To me GG's music was terrible. I wasn't that hardcore where I could "get" what he was trying to do. But you had to respect the fact that he put himself out there as a certain kind of person, and he lived that way to his fullest.
In the end , GG died of a drug overdose in 1993 in private, not on stage. He was 36.
This is the second GG Allin bobblehead, the first depicting him nearly naked as he appeared on stage in 1991.
In this iteration, GG had much more clothing on, but still looked like crap.
The box has nice art reminiscent of the punk rock flyers of the early 80s.
The figure is pretty rough looking, as most of the Aggronautix are. Punk rock bobbleheads deserve a punk rock aesthetic.
GG is depicted holding a big bottle of alcohol, probably supposed to be Jim Beam. Also note the urine and feces on the base.
The bottom has a marker denoting the edition number, for all you aging punks. For you, this is your generations Hummel collection. Think about that for a minute.

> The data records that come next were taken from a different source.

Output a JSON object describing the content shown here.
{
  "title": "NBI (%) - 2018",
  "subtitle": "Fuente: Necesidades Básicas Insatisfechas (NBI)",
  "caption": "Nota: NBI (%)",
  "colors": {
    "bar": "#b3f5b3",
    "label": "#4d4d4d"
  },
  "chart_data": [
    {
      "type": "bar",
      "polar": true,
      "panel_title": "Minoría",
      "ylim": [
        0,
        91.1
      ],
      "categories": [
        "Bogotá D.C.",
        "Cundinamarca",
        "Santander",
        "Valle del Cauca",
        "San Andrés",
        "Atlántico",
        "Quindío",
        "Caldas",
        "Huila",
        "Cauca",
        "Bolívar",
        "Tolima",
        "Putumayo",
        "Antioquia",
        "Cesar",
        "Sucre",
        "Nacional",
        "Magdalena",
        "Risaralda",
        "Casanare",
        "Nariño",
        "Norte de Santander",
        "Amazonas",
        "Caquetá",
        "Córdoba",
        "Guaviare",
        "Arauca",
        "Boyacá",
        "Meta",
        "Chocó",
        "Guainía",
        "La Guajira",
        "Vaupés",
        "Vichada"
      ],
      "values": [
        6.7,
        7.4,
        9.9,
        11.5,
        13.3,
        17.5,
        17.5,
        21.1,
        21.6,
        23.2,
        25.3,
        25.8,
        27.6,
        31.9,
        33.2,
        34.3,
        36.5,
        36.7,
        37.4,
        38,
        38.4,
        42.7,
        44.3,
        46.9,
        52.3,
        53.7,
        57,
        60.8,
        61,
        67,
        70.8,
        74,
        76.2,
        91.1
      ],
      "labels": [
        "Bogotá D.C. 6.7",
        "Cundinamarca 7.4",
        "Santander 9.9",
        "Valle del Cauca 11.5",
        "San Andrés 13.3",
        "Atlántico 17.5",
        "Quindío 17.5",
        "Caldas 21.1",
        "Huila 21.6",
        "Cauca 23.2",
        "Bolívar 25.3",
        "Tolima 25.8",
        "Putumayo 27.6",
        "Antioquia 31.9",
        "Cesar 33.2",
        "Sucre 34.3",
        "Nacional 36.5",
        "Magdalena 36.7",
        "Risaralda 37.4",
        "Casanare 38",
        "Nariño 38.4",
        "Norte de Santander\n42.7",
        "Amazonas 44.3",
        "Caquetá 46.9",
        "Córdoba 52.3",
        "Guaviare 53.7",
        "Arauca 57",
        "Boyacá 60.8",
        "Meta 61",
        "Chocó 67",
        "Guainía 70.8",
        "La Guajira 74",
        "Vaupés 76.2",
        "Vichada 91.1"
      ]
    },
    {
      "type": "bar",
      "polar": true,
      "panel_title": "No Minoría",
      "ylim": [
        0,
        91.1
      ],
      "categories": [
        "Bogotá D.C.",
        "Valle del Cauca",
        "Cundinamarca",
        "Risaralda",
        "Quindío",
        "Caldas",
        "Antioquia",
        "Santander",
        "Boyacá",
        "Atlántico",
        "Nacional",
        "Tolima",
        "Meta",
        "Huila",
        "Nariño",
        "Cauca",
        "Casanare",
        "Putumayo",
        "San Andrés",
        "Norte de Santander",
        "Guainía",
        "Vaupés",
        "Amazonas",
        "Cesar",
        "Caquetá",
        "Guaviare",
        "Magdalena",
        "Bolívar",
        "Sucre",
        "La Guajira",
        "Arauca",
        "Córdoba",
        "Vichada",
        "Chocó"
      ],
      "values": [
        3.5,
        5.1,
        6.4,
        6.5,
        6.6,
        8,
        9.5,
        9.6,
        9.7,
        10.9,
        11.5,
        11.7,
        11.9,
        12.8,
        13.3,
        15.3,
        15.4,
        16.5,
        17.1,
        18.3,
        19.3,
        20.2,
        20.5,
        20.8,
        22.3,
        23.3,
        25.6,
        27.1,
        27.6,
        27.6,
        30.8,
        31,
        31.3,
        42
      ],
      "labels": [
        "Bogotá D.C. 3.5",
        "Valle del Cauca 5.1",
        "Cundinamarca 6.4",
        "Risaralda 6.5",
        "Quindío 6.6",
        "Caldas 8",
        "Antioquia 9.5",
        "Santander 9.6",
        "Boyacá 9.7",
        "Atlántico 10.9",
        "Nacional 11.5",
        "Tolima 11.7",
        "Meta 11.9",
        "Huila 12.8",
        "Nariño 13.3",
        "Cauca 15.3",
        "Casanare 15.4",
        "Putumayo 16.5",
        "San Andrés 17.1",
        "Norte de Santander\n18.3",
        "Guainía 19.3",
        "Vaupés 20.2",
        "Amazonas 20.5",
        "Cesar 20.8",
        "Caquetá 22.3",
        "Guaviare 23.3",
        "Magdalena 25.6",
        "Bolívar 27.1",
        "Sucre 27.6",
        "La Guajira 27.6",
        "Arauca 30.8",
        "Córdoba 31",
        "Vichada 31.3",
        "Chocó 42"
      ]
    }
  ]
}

Would GG have approved of this? Probably not. But when is punk ever conventional?
Comments1 comment posted
I have mixed feelings about GG. Some of his earlier stuff with the Jabbers is good, old fashioned fun punk rock. But later stuff is garbage. Some stuff he recorded was straight up uncredited ripoffs of other things (including an obscure Mad Magazine single!), too. His antics could be amusing and I can appreciate his authenticity. The dude really lived the way he presented himself, by all accounts. That said, I sincerely hope some of his songs do NOT reflect his true nature. He wrote about some pretty heinous things at times that I hope was done purely for shock value. Ultimately, I feel like he was little more than a spectacle, but one that was kind of entertaining at times, if you were smart enough not to take him seriously. Although I can see the appeal of being such a "free spirit", I worry about people who look at him like some kind of hero. The documentary "Hated: GG Allin and the Murder Junkies" by Todd Phillips is pretty entertaining and illuminating, if you haven't seen it.